Die indischen Matrosen wurden abgemustert, die Grab verkauft, die Europäer auf den Schoner versetzt. Es hielt nicht schwer, die Mannschaft zu ergänzen, – so viele wollten nach dem Vaterland zurück! De Ruyter bedachte seine ältesten Leute verschieden: einigen schenkte er Ackerstücke auf seinem Gut, wovon er einen Teil samt dem Hause verkauft hatte; die Freigelaßnen wurden in die öffentlichen Bücher eingetragen.

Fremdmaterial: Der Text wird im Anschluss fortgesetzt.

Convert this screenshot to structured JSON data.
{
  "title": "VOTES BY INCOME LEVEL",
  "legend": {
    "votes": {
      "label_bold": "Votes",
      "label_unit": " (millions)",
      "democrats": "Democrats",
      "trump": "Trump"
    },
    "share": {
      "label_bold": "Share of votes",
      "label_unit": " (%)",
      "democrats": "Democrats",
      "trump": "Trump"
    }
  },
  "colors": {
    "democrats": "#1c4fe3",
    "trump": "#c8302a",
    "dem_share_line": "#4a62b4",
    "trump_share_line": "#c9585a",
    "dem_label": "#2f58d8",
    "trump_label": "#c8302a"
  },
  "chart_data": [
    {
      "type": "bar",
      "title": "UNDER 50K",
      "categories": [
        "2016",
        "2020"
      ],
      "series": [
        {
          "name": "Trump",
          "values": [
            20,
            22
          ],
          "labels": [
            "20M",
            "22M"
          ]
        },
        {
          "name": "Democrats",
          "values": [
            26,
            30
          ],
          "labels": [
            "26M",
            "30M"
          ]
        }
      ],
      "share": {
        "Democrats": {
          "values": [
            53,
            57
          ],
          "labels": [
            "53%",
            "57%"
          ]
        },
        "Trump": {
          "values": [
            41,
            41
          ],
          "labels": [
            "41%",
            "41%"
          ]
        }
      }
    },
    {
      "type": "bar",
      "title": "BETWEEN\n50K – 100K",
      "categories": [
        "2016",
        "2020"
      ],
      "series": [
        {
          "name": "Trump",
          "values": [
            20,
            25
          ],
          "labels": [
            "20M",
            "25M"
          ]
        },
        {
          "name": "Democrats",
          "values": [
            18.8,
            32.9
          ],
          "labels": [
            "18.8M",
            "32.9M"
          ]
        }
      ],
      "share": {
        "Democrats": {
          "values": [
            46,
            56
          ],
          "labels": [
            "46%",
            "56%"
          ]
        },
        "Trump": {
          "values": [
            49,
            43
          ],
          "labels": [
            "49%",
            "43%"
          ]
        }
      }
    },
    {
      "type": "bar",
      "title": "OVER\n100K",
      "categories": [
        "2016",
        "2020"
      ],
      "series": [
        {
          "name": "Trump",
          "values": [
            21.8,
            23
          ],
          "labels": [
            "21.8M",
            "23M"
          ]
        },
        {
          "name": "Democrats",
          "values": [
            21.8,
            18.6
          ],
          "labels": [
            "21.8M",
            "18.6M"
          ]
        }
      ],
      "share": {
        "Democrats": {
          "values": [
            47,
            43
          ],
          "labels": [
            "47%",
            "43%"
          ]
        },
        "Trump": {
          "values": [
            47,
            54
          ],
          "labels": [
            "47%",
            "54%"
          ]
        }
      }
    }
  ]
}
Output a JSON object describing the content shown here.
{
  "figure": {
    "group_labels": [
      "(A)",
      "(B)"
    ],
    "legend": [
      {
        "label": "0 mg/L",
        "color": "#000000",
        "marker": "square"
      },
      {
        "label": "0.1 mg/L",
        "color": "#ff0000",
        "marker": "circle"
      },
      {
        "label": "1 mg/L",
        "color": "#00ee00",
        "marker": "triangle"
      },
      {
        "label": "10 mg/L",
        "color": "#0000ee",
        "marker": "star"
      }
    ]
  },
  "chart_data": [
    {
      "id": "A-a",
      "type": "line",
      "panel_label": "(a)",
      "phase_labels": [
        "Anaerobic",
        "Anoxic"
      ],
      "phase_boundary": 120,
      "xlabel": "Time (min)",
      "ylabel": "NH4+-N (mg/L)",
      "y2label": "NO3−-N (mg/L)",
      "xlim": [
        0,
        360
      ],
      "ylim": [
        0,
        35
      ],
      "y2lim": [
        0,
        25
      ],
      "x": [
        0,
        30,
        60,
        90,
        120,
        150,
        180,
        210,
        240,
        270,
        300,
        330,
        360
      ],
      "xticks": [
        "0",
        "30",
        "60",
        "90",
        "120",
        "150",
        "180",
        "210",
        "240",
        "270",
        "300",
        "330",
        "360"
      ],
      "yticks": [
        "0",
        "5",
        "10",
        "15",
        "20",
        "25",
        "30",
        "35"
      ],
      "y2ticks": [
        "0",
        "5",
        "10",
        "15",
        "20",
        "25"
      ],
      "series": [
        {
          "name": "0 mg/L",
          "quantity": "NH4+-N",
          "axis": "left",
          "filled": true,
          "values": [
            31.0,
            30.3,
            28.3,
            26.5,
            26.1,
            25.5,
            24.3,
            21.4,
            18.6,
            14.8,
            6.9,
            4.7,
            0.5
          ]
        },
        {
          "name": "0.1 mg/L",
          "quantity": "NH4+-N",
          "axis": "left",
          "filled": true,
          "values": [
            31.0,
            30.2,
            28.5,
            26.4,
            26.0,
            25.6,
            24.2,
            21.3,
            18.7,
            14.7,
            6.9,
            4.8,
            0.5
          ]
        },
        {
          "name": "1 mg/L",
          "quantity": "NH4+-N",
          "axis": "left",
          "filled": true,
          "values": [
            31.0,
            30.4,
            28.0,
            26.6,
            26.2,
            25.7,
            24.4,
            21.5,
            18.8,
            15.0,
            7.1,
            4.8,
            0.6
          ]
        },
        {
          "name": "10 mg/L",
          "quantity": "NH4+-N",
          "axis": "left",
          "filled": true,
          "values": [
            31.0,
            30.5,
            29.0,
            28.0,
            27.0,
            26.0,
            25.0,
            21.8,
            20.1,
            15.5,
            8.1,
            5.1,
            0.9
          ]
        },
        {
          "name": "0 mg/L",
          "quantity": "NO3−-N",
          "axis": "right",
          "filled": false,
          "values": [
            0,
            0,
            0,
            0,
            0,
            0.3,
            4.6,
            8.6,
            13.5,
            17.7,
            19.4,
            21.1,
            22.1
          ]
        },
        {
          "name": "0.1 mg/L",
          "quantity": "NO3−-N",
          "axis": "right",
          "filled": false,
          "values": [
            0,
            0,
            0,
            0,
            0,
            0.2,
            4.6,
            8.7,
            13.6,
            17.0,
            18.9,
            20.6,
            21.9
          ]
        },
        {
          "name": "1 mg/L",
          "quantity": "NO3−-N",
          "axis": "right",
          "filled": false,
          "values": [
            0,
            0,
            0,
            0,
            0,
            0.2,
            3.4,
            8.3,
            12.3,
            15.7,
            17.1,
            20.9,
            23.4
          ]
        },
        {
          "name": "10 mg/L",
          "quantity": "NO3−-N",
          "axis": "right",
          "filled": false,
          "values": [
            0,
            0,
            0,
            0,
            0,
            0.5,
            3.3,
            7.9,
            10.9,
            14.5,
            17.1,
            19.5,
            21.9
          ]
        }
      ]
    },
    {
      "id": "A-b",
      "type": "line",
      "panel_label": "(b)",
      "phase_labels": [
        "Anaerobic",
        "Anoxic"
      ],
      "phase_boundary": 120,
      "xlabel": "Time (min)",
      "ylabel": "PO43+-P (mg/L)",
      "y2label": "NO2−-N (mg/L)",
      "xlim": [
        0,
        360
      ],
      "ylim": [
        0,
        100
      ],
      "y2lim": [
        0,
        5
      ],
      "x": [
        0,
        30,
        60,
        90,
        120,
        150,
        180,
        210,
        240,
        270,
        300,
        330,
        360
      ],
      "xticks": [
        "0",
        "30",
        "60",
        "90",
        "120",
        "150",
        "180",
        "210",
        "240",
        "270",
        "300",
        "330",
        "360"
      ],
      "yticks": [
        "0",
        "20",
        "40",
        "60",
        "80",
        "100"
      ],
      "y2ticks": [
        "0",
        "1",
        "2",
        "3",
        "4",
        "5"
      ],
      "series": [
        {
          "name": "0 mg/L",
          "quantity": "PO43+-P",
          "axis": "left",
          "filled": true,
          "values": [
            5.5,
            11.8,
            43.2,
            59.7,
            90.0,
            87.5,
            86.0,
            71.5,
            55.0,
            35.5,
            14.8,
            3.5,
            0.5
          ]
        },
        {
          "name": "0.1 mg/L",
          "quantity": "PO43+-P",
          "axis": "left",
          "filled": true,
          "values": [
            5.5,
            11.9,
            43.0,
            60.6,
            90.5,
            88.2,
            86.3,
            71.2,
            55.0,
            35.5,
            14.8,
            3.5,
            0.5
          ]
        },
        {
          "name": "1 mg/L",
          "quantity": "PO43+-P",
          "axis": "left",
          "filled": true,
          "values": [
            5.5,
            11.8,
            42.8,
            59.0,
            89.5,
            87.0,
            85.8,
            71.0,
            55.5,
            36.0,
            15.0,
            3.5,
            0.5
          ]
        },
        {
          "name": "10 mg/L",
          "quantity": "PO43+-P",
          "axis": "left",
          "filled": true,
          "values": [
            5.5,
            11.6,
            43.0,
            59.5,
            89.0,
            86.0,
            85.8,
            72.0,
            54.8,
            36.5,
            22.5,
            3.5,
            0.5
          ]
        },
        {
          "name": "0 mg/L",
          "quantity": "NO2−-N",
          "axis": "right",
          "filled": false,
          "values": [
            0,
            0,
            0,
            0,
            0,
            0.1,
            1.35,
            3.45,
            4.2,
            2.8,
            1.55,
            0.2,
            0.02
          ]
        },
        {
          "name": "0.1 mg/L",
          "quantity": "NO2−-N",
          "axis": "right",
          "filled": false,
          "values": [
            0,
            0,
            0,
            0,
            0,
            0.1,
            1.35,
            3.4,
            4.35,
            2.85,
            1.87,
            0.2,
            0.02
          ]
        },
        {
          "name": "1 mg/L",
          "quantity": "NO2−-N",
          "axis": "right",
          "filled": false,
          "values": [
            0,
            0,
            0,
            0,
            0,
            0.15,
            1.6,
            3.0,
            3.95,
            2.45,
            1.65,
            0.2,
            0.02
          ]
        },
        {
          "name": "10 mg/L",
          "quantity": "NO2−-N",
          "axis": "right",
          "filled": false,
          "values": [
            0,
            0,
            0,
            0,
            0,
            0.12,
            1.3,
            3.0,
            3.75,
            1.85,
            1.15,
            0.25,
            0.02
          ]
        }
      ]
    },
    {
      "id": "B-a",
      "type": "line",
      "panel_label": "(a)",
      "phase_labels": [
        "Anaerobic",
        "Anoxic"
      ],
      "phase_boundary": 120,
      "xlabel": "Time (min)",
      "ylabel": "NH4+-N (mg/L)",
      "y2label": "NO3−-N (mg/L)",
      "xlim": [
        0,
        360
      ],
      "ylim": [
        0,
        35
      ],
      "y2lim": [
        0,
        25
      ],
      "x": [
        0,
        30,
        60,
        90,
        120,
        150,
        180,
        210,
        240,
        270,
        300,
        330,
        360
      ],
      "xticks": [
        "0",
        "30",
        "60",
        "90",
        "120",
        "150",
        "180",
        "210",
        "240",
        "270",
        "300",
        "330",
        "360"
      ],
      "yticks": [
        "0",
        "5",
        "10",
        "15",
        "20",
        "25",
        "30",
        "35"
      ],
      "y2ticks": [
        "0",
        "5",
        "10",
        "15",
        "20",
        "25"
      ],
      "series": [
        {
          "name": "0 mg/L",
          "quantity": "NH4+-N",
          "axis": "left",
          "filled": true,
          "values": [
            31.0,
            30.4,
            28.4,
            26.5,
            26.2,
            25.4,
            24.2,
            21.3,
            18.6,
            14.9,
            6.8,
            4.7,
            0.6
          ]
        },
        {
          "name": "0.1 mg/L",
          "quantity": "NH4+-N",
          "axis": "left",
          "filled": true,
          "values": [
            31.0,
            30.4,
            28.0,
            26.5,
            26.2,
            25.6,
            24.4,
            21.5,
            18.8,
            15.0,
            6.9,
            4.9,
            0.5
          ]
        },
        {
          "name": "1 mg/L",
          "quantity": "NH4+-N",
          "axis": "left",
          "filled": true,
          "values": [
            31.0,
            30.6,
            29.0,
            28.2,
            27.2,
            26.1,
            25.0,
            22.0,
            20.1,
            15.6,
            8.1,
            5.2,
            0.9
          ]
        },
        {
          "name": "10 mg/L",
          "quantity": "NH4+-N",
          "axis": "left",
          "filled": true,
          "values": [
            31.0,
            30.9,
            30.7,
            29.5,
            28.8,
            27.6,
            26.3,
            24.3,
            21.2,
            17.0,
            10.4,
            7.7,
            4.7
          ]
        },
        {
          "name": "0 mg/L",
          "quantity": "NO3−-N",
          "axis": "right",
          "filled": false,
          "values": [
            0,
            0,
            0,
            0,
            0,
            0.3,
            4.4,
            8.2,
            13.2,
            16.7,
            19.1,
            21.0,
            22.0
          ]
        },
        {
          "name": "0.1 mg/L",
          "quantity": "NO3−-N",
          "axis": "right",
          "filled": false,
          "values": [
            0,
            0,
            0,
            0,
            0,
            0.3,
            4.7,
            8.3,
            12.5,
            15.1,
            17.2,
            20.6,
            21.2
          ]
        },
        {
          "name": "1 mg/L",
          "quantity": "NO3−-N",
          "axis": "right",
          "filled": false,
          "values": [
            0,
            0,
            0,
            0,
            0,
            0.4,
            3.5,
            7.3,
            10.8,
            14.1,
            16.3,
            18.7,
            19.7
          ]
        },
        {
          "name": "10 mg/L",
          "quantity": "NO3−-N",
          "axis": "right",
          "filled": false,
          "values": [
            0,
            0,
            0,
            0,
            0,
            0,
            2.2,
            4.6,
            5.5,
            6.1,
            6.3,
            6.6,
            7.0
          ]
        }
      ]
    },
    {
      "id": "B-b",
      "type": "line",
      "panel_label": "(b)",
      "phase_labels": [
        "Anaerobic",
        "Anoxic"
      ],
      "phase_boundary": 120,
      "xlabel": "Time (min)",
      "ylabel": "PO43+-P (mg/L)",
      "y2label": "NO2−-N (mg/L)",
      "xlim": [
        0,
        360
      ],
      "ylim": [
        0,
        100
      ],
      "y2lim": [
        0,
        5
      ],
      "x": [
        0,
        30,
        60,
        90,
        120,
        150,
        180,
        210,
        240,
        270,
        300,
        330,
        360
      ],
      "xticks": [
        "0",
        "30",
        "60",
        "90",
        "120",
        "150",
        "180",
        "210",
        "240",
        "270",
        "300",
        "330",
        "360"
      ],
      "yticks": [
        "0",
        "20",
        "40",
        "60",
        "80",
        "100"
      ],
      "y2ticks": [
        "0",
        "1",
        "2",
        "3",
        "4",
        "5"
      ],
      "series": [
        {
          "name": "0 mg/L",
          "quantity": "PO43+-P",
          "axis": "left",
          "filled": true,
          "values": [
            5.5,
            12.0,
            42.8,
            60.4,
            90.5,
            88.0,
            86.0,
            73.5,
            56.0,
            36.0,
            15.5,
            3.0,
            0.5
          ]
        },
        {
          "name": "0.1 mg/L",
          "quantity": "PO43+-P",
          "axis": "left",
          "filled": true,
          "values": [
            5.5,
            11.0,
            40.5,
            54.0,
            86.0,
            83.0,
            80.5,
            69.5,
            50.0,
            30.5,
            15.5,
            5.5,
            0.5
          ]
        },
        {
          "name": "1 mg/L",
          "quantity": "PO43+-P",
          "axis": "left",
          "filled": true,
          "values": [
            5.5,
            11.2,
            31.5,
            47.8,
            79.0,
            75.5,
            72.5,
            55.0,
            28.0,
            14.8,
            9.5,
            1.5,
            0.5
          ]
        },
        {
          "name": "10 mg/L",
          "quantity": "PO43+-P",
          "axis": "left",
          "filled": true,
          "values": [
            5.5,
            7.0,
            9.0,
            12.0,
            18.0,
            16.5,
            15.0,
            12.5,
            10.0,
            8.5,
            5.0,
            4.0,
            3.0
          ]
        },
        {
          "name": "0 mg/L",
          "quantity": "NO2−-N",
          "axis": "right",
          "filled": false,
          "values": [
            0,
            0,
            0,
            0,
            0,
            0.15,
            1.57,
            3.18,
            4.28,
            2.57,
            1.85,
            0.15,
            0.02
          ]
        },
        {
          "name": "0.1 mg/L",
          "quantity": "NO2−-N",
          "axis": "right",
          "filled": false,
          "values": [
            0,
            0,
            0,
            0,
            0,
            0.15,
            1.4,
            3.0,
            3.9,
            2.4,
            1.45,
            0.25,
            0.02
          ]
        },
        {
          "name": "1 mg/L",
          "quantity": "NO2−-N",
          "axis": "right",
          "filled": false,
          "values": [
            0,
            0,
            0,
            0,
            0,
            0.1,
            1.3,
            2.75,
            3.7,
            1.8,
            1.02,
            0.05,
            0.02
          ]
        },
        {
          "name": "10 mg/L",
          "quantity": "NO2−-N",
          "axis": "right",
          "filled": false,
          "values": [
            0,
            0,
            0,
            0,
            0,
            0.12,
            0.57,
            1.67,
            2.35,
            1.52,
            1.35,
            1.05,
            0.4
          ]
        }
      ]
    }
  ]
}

Sonst hätte mich die Verwandlung gewurmt, die ich nun mit mir vornehmen mußte. Es war nicht die der Raupe zum beflügelten Falter, sondern die des Falters zur Raupe. Kurz: ich tat die freie, anmutige Tracht des Ostens ab zugunsten der abscheulichen, lächerlichen Mode des Westens. Lieber die Beine im Block als der Hals! Galeerenfesseln schnüren die Glieder eines Mannes nicht schlimmer als Steifleinen, Stärke und die modische Knappheit des Anzugs. Den Übergang zu der Jacke und den langen Hosen des Seemanns hätte ich klaglos ertragen, wär es nur dabei geblieben.